As G+, FLAILSNAILS, Kickstarter and POD become the new gaming norm, what sense of place do we as gamers have anymore — if we ever had one in the first place?
17 hours ago
3 comments:
When I first encountered DnD the place it occupied was Mirkwood and the Misty Mountains, which were twinned with just-out-of-sight places in my native England and Germany, except there were lots of things that didn't fit, which I put down partly to American (mis)conceptions and partly to my own ignorance (not of the Appendix N sources but of the medieval world, western magical traditions... stuff I knew little about back then). In other words I felt a great sense of place from those books, but it wasn't the midwest, it was wherever my imagination thought it lived. I think that still holds.
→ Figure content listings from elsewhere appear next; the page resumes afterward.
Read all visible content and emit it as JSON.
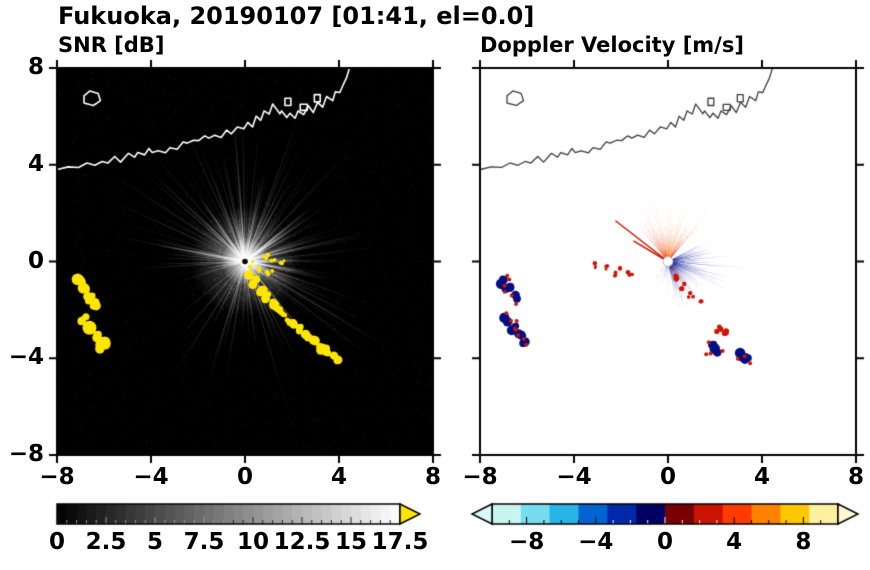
{
  "title": "Fukuoka, 20190107 [01:41, el=0.0]",
  "chart_data": {
    "type": "heatmap",
    "subtype": "dual-panel weather-radar PPI",
    "title": "Fukuoka, 20190107 [01:41, el=0.0]",
    "panels": {
      "snr": {
        "label": "SNR [dB]"
      },
      "doppler": {
        "label": "Doppler Velocity [m/s]"
      }
    },
    "axes": {
      "range": [
        -8,
        8
      ],
      "tick_values": [
        -8,
        -4,
        0,
        4,
        8
      ],
      "tick_labels": [
        "−8",
        "−4",
        "0",
        "4",
        "8"
      ],
      "grid": false
    },
    "colorbars": {
      "snr": {
        "range": [
          0,
          17.5
        ],
        "tick_values": [
          0,
          2.5,
          5,
          7.5,
          10,
          12.5,
          15,
          17.5
        ],
        "tick_labels": [
          "0",
          "2.5",
          "5",
          "7.5",
          "10",
          "12.5",
          "15",
          "17.5"
        ],
        "start_color": "#000000",
        "end_color": "#ffffff",
        "over_arrow_color": "#ffe600",
        "segments": 35
      },
      "doppler": {
        "range": [
          -10,
          10
        ],
        "tick_values": [
          -8,
          -4,
          0,
          4,
          8
        ],
        "tick_labels": [
          "−8",
          "−4",
          "0",
          "4",
          "8"
        ],
        "colors": [
          "#c8f5f0",
          "#78dcf0",
          "#28b4e6",
          "#0064d2",
          "#0028aa",
          "#000064",
          "#780000",
          "#c81400",
          "#ff3c00",
          "#ff8200",
          "#ffc800",
          "#fff0a0"
        ],
        "under_arrow_color": "#d7fafa",
        "over_arrow_color": "#fffbd2"
      }
    },
    "features": {
      "coastline": [
        [
          -8,
          3.85
        ],
        [
          -7.5,
          3.95
        ],
        [
          -7.1,
          3.9
        ],
        [
          -6.7,
          4.05
        ],
        [
          -6.4,
          3.95
        ],
        [
          -6.1,
          4.1
        ],
        [
          -5.8,
          4.05
        ],
        [
          -5.55,
          4.3
        ],
        [
          -5.3,
          4.15
        ],
        [
          -5,
          4.45
        ],
        [
          -4.75,
          4.35
        ],
        [
          -4.55,
          4.55
        ],
        [
          -4.3,
          4.4
        ],
        [
          -4.1,
          4.65
        ],
        [
          -3.9,
          4.5
        ],
        [
          -3.65,
          4.6
        ],
        [
          -3.4,
          4.5
        ],
        [
          -3.15,
          4.75
        ],
        [
          -2.9,
          4.65
        ],
        [
          -2.65,
          4.95
        ],
        [
          -2.45,
          4.85
        ],
        [
          -2.2,
          5.05
        ],
        [
          -2,
          4.95
        ],
        [
          -1.75,
          5.15
        ],
        [
          -1.5,
          5.05
        ],
        [
          -1.3,
          5.25
        ],
        [
          -1.05,
          5.15
        ],
        [
          -0.8,
          5.4
        ],
        [
          -0.55,
          5.3
        ],
        [
          -0.3,
          5.55
        ],
        [
          -0.05,
          5.45
        ],
        [
          0.15,
          5.75
        ],
        [
          0.35,
          5.6
        ],
        [
          0.5,
          6
        ],
        [
          0.65,
          5.85
        ],
        [
          0.8,
          6.2
        ],
        [
          1,
          6.05
        ],
        [
          1.15,
          6.5
        ],
        [
          1.3,
          6.3
        ],
        [
          1.45,
          6.1
        ],
        [
          1.6,
          6.25
        ],
        [
          1.75,
          5.95
        ],
        [
          1.95,
          6.15
        ],
        [
          2.1,
          5.9
        ],
        [
          2.3,
          6.2
        ],
        [
          2.5,
          6.05
        ],
        [
          2.7,
          6.4
        ],
        [
          2.9,
          6.2
        ],
        [
          3.1,
          6.55
        ],
        [
          3.3,
          6.4
        ],
        [
          3.5,
          6.8
        ],
        [
          3.7,
          6.65
        ],
        [
          3.85,
          7.05
        ],
        [
          4,
          6.95
        ],
        [
          4.15,
          7.35
        ],
        [
          4.3,
          7.6
        ],
        [
          4.45,
          8.2
        ]
      ],
      "island": [
        [
          -6.85,
          6.55
        ],
        [
          -6.45,
          6.45
        ],
        [
          -6.15,
          6.65
        ],
        [
          -6.25,
          6.95
        ],
        [
          -6.6,
          7.05
        ],
        [
          -6.85,
          6.85
        ]
      ],
      "port_marks": [
        [
          1.7,
          6.45,
          0.25,
          0.3
        ],
        [
          2.35,
          6.25,
          0.3,
          0.25
        ],
        [
          2.95,
          6.6,
          0.25,
          0.3
        ]
      ],
      "snr": {
        "ray_count": 360,
        "max_range": 7,
        "speck_count": 2600,
        "blob_color": "#ffe600",
        "yellow_clusters": [
          [
            [
              -7,
              -0.85,
              5
            ],
            [
              -6.85,
              -1.15,
              6
            ],
            [
              -6.6,
              -1.5,
              5
            ],
            [
              -6.45,
              -1.8,
              4
            ]
          ],
          [
            [
              -6.85,
              -2.4,
              5
            ],
            [
              -6.6,
              -2.75,
              6
            ],
            [
              -6.35,
              -3.05,
              5
            ],
            [
              -6.05,
              -3.3,
              5
            ],
            [
              -6.2,
              -3.5,
              4
            ]
          ]
        ],
        "yellow_chain": [
          [
            0.15,
            -0.5
          ],
          [
            0.45,
            -0.85
          ],
          [
            0.7,
            -1.15
          ],
          [
            0.95,
            -1.45
          ],
          [
            1.2,
            -1.75
          ],
          [
            1.45,
            -2
          ],
          [
            1.7,
            -2.3
          ],
          [
            2,
            -2.55
          ],
          [
            2.3,
            -2.8
          ],
          [
            2.6,
            -3.05
          ],
          [
            2.9,
            -3.3
          ],
          [
            3.2,
            -3.55
          ],
          [
            3.5,
            -3.7
          ],
          [
            3.85,
            -4
          ]
        ],
        "yellow_specks": [
          [
            0.85,
            0.2
          ],
          [
            1.2,
            0.1
          ],
          [
            1.55,
            -0.05
          ],
          [
            0.5,
            -0.3
          ],
          [
            0.25,
            -0.12
          ],
          [
            1.05,
            -0.45
          ]
        ]
      },
      "doppler": {
        "away_fan": {
          "angle_start": 48,
          "angle_end": 132,
          "colors": [
            "#ff7812",
            "#ff5a00",
            "#ff9632",
            "#e83c00",
            "#d01800"
          ]
        },
        "toward_fan": {
          "angle_start": -78,
          "angle_end": 28,
          "colors": [
            "#000078",
            "#0a1eb4",
            "#1e3cd2",
            "#000064"
          ]
        },
        "down_spikes": {
          "angle_start": -128,
          "angle_end": -82,
          "color": "#000a6e"
        },
        "thin_rays": [
          {
            "angle": 143,
            "r": 2.8
          },
          {
            "angle": 150,
            "r": 1.7
          }
        ],
        "thin_ray_color": "#d01400",
        "red_fringe": [
          [
            0.3,
            -0.7
          ],
          [
            0.65,
            -1.05
          ],
          [
            1,
            -1.4
          ],
          [
            1.3,
            -1.7
          ],
          [
            2.15,
            -2.8
          ],
          [
            2.45,
            -3
          ]
        ],
        "red_specks": [
          [
            -3.05,
            -0.15
          ],
          [
            -2.7,
            -0.3
          ],
          [
            -2.35,
            -0.5
          ],
          [
            -1.95,
            -0.35
          ],
          [
            -1.6,
            -0.5
          ]
        ],
        "blob_clusters": [
          [
            [
              -7,
              -0.85
            ],
            [
              -6.8,
              -1.15
            ],
            [
              -6.55,
              -1.5
            ]
          ],
          [
            [
              -6.85,
              -2.4
            ],
            [
              -6.6,
              -2.75
            ],
            [
              -6.3,
              -3.05
            ],
            [
              -6.05,
              -3.35
            ]
          ],
          [
            [
              1.8,
              -3.55
            ],
            [
              2.05,
              -3.7
            ]
          ],
          [
            [
              3.15,
              -3.85
            ],
            [
              3.4,
              -4
            ]
          ]
        ],
        "blob_color": "#000f82",
        "blob_edge_color": "#d01400",
        "center_dot_color": "#ffffff"
      }
    }
  }
}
OK, that was incoherent. I'm watching Miyazaki's film, Kiki's Delivery Service, and like several Ghibli films it's set in this weird recognisably Japanese Europe, which is like and unlike any actual place. For me, DnD was and is set in a place like that. I don't quite know what the rules of that place are, it's uncannily familiar but unreliable... was that Wisconsin, rather than California? I don't know, but in some sense I think the question short-changes the original work of creation that's there?
No, you were quite clear in your first post, although I do like your illustration of Miyazaki's films being a cultural pastiche in the same way that D&D is. And, in practice this illustration is quite apropos.
What I am contemplating, however, is something a tad bit different. Whereas in the end, what appears in our own experience of D&D doesn't necessarily depend upon whether the game originated in Wisconsin or California, I do find it interesting that these small towns in the Midwest played such a huge role in the early history of the hobby. I realize that this is an unanswerable question, but would the hobby be the same or even exist if not for Lake Geneva, Normal or Decatur?